Dodger se tourna vers Sam :
— Des amis de Portland m’ont raconté une histoire bien différente. Elle parle d’un « contrat » sur deux employés de Renraku qui se sont enfuis avec les derniers brevets de la corporation.
— J’ignore de quoi tu parles, protesta Sam.
— On dit que ces renégats ont été sortis par une bande de runners qui les a conduits au Sud. On raconte qu’ils voulaient traverser Tir Tairngire pour rejoindre San Francisco. Ça ne te fait pas penser à quelqu’un ? Ta défunte petite amie et toi, par exemple ?
— C’est idiot. Nous avons pris des affaires personnelles, c’est tout. Mais… peut-être que l’autre type ?…
— L’autre type ? répéta Castillane
— Messire Corpo, dans ton récit, tu n’as point mentionné un troisième transfuge.
— Il y avait une autre extraction en cours, c’est vrai…
— Mes amis de Portland n’ont parlé que de toi et de ta compagne.
— Il y avait un autre transfuge. C’est sans doute lui le voleur. Je ne sais rien de plus. Roe n’est pas du genre bavard…
— Roe ? demanda Dodger.
— La femme qui a organisé l’extraction. Elle travaille avec un dragon.
— Un serpent à plumes nommé Tessien ?
— C’est ça…
— Mon ami, te voilà mal embarqué. On dit que c’est ce Tessien qui vous a dénoncés aux autorités de Tir.
— Mais… pourquoi, bon sang ? Il nous a d’abord sauvés… (Sam réfléchit quelques instants.) Et Roe, tu la connais ?
— Pas sous ce nom… C’est une elfe aux cheveux platine ? Toujours très bien habillée ?
— La description semble parfaite…
— Roe n’est pas son véritable nom. La shadowrunner que je connais est également une elfe. Elle travaille aussi avec un dracomorphe appelé Tessien. Son nom est Hart, Katherine Hart.
Castillano sursauta.
— Je ne veux pas d’embrouilles avec elle. Verner, tu dois partir, et vite !
— Quelle précipitation, seigneur C. ! La patrouille pense vraisemblablement que notre invité est mort. Hart et son employeur aussi. Personne ne viendra nous ennuyer.
— Je ne veux pas de risques inutiles.
— Seigneur C, tu t’inquiètes trop. Ton… entreprise… ne risque rien.

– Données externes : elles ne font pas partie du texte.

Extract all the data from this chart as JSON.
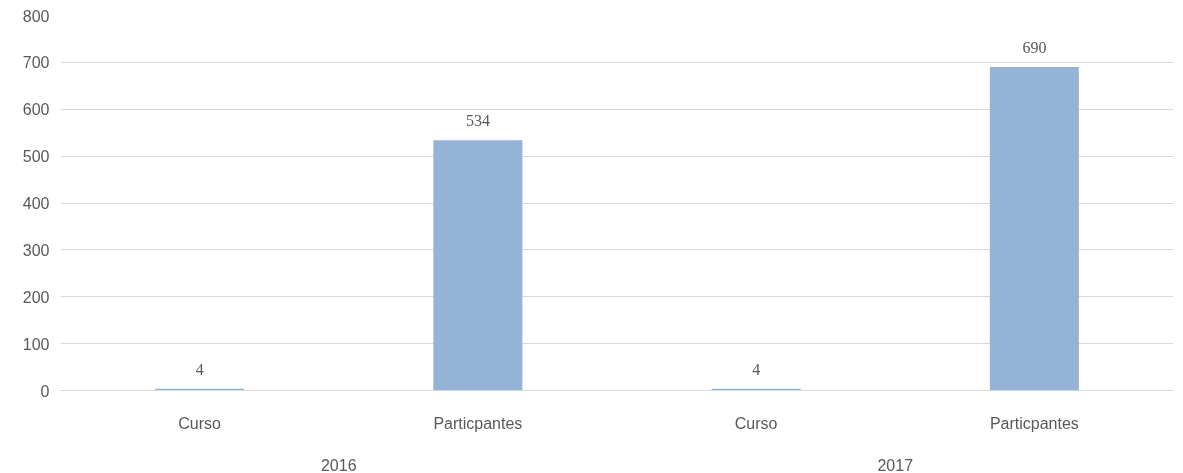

— Quelle entreprise ? demanda innocemment Sam.
— T’as jamais appris à la fermer, mon gars ? grogna Castillano.
— Navré… Au vu de vos activités, à Seattle, je vous vois mal exercer ici…
— Ça te gêne ?
Dodger intervint :
— Messire Corpo, notre bon seigneur C. est engagé dans une œuvre charitable de longue haleine. Il aide les propriétaires de certains objets de valeur à les vendre à ceux qui en manquent. Quoi de plus noble ? Naturellement, il y a quelques tracasseries douanières à… hum… aplanir…
— Tu parles trop, elfe !
— Du calme, mon gracieux hôte ! Notre ami ici présent est un ancien corporatiste, c’est-à-dire un parangon de loyauté !

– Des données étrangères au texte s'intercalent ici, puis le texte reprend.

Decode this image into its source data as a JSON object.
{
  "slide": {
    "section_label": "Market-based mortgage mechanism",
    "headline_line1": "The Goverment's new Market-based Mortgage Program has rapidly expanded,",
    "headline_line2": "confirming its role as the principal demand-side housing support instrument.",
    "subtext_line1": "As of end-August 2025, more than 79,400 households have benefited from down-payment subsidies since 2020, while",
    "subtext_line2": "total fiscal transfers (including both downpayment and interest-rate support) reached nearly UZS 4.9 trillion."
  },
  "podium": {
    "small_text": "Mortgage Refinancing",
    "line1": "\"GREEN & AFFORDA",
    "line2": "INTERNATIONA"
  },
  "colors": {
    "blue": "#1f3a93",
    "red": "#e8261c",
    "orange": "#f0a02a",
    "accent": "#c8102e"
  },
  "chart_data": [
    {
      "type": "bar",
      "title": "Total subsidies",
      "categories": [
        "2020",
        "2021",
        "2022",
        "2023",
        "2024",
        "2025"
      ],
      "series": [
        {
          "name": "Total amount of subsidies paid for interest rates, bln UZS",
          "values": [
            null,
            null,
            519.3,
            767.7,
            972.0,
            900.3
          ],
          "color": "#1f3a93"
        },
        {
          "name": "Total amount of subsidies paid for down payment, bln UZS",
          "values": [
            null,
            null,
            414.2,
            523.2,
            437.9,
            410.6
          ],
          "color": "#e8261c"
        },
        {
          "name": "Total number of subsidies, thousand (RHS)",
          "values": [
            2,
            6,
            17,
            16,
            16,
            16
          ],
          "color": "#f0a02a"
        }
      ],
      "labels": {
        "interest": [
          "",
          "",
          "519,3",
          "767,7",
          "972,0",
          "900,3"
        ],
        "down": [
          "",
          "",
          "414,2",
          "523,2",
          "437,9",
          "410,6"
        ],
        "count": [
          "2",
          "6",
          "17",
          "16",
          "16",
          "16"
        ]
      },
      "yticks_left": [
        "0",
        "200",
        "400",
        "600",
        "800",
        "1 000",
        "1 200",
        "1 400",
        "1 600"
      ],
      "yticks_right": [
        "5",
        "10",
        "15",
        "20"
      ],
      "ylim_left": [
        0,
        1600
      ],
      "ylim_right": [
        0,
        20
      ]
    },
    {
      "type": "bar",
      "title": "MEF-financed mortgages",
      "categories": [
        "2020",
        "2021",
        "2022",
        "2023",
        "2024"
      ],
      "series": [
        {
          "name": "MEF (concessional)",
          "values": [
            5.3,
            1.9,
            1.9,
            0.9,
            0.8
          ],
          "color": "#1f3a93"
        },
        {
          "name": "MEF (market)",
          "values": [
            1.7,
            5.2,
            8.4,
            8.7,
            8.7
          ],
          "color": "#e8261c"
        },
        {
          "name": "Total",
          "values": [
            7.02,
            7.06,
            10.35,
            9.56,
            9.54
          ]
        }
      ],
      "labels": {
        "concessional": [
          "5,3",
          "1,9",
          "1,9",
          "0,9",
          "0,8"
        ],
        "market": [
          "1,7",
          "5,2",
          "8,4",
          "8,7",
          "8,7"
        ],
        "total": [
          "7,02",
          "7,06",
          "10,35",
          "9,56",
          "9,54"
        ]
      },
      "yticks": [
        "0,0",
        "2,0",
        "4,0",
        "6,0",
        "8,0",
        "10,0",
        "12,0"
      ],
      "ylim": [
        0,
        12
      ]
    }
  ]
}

— Moins on en sait, moins on en dit. C’est ma devise. Je n’ai pas besoin de problèmes supplémentaires.
— Je ne vous en causerai pas, dit Sam. Comptez sur moi pour me taire. Mais j’ai besoin de votre aide. Je dois retourner au métroplexe.
— Tu as un plan ?
— Oui : contacter Renraku ! Cette histoire c’est du délire. Je ne vois pas d’autre moyen d’en finir.
— Tu as encore beaucoup à apprendre, mon gars…
— Il faut que j’agisse. D’après ce que vous dites, Roe – ou plutôt Hart – et son employeur m’ont envoyé à l’abattoir. A cause d’eux, j’ai entraîné une innocente dans un traquenard. Ces meurtriers doivent payer.
— Quelle noblesse d’esprit ! railla Castillano..
— Ne te moque pas de ce gentilhomme, seigneur C. Il a été dupé, et son cœur crie vengeance. Tu comprends ce sentiment, n’est-ce pas ?
— Je comprends les affaires, grogna Castillano. Ces trucs-là sont mauvais pour le commerce.
— Et si je paye ? proposa Sam, désespéré.
— Avec quoi ? On n’a rien trouvé sur toi à part des vieilles photos…
— Les puces Persona… Elles valent une petite fortune…
— Faux. Elles sont marquées… Elles ne valent rien.
— Messire Corpo nous offre tout ce qu’il a, dit Dodger. C’est touchant, non ?
— Tu sollicites mon bon cœur, l’elfe ?
— Appelle ça comme tu veux. Si tu refuses de l’aider, je m’en chargerai. Tout à coup, sa détresse me motive plus que tes nuyens.
— Comme tu voudras… Mais ne compte plus sur ta part…
— Je n’y comptais déjà plus, seigneur C.
— Verner, n’oublie pas de me laisser tes puces propres avant votre départ. J’ai eu des frais…
Castillano fit signe à ses hommes de sortir. Freya se leva pour suivre son maître. Elle lança un dernier regard de sympathie à Sam.